Interview – Dr Pascaline N’Guessan

Pharmacienne, Cheffe de service de la pharmacie – Hôpital Général de Yakassé-Attobrou.

 

« Nos défis restent multiples : l’accessibilité difficile de certains centres de santé ruraux,  le taux de satisfaction parfois insuffisant des commandes, la persistance des médicaments de la rue…»

 

Dr Pascaline N'Guessan

Docteur,  comment s’organise l’approvisionnement en médicaments dans votre hôpital ?

À l’Hôpital Général de Yakassé-Attobrou, nous sommes livrés directement par la NPSP, en tant qu’hôpital de référence.

Le processus est rigoureusement structuré. Chaque dernier jour ouvrable du mois, nous réalisons un inventaire complet. À partir de cet inventaire, nous établissons un rapport de commande détaillé qui comprend :

  • Les quantités reçues au cours du mois
  • Les transferts entrants et sortants
  • Les quantités consommées ou vendues
  • Le stock disponible
  • Les éventuels écarts d’inventaire

Sur la base de ces données, nous calculons les quantités à commander, en tenant compte :

  • De la consommation mensuelle moyenne
  • Du stock minimum de sécurité
  • Du stock maximum autorisé

Ces informations sont ensuite saisies sur la plateforme dédiée de la NPSP pour validation et traitement.

Ce système permet une gestion rationnelle des stocks, même si nous restons dépendants du niveau de disponibilité des produits au niveau central.

 

 Que faites-vous en cas de rupture ou de pénurie ?

En cas de rupture, que nous soyons hôpital de référence ou pharmacie de district, le principe reste le même : nous déclenchons immédiatement une commande urgente auprès de la NPSP.

Cette commande est établie selon le même mécanisme que les commandes mensuelles, mais elle est traitée prioritairement. Nous bénéficions pour cela de l’appui d’une cellule dédiée au sein de la NPSP, la cellule d’appui à la chaîne d’approvisionnement (LHSPLA).

Dès que la commande est disponible, nous procédons nous-mêmes à l’enlèvement afin de réduire au maximum la durée de la rupture.

Cependant, le taux de satisfaction des commandes n’est pas toujours optimal. Lorsque certains produits sont indisponibles au niveau central, cela impacte directement la disponibilité des médicaments essentiels au niveau local.

 

 Vos populations étant majoritairement rurales, quel est l’impact socio-économique sur l’accès au médicament ?
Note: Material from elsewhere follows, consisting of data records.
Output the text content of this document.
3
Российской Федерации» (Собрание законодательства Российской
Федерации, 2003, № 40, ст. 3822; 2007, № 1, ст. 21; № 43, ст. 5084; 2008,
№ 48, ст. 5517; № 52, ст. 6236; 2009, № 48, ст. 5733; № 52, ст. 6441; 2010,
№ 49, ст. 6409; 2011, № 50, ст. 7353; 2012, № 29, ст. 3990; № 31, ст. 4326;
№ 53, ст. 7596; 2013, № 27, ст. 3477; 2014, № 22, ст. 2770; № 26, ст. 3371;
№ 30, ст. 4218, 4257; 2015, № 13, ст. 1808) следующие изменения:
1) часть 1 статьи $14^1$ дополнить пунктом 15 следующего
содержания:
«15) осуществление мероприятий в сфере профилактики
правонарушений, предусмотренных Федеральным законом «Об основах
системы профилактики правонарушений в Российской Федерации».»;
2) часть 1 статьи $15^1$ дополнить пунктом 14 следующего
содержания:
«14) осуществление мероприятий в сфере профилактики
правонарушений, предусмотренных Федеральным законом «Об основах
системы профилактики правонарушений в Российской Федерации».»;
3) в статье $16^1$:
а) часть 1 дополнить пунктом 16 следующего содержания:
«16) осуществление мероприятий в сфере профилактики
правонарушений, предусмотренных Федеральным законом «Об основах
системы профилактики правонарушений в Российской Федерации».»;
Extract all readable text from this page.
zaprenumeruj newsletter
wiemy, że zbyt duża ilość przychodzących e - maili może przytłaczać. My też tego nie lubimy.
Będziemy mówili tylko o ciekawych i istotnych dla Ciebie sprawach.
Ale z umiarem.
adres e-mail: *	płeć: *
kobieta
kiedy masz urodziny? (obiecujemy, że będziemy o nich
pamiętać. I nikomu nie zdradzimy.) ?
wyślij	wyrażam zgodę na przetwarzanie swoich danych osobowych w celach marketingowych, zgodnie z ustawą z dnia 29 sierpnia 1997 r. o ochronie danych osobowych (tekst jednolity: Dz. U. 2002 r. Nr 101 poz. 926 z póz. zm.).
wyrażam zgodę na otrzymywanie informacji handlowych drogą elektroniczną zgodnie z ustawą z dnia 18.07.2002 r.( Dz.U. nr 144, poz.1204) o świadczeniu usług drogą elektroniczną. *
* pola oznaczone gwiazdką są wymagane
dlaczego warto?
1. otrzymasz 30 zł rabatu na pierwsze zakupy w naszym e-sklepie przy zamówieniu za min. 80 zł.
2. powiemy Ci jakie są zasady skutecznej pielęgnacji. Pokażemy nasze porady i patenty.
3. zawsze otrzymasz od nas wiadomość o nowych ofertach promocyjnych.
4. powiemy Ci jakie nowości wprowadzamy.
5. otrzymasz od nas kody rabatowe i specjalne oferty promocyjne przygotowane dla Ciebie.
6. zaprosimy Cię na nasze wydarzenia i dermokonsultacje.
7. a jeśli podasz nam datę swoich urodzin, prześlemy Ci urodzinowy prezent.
Nos populations sont majoritairement rurales et à faibles revenus. Beaucoup de patients rencontrent des difficultés à supporter le coût global de leur prise en charge.

Face à ces contraintes, certains se tournent vers la médecine traditionnelle ou vers l’automédication, parfois en achetant des produits dont la qualité et les conditions de conservation ne sont pas maîtrisées.

L’arrivée de la CMU a constitué un véritable soulagement, notamment durant la période initiale de gratuité des consultations et soins. Cela a amélioré l’accès aux services de santé.

Cependant, depuis la fin de cette mesure exceptionnelle, certaines familles éprouvent à nouveau des difficultés financières, ce qui peut ralentir le recours aux soins ou conduire à des retards de traitement.

 

Docteur, comment s’organise concrètement la livraison au dernier kilomètre ?

Lorsque les médicaments sont disponibles à la NPSP, nous recevons les produits autorisés selon notre niveau d’habilitation.

Au niveau du district sanitaire de Yakassé-Attobrou, nous disposons :

  • D’un véhicule de livraison type fourgonnette
  • D’une ligne annuelle de carburant, notamment soutenue par le Programme National de Lutte contre le Paludisme

Ces moyens facilitent la livraison vers les centres de santé périphériques.

L’amélioration des infrastructures routières, notamment le bitumage de l’axe Yakassé-Attobrou – Biéby, a significativement amélioré l’un de nos trois circuits de livraison. Toutefois, deux autres circuits restent difficilement praticables, surtout en saison des pluies.

En situation d’urgence, nous utilisons des motos mises à disposition par la Direction des Infrastructures, de l’Équipement, de la Maintenance et du Patrimoine (DIEMP), pour transporter de petits colis de médicaments vitaux.

 

 

 Quels sont aujourd’hui vos principaux défis ?

Nos défis restent multiples : l’accessibilité difficile de certains centres de santé ruraux,  le taux de satisfaction parfois insuffisant des commandes, la persistance des médicaments de la rue,  et  les commodités comme l’absence de chauffeur dédié pour assurer les livraisons régulières

Malgré ces contraintes, nous restons mobilisés pour garantir la continuité des soins et améliorer la disponibilité des médicaments essentiels pour nos populations.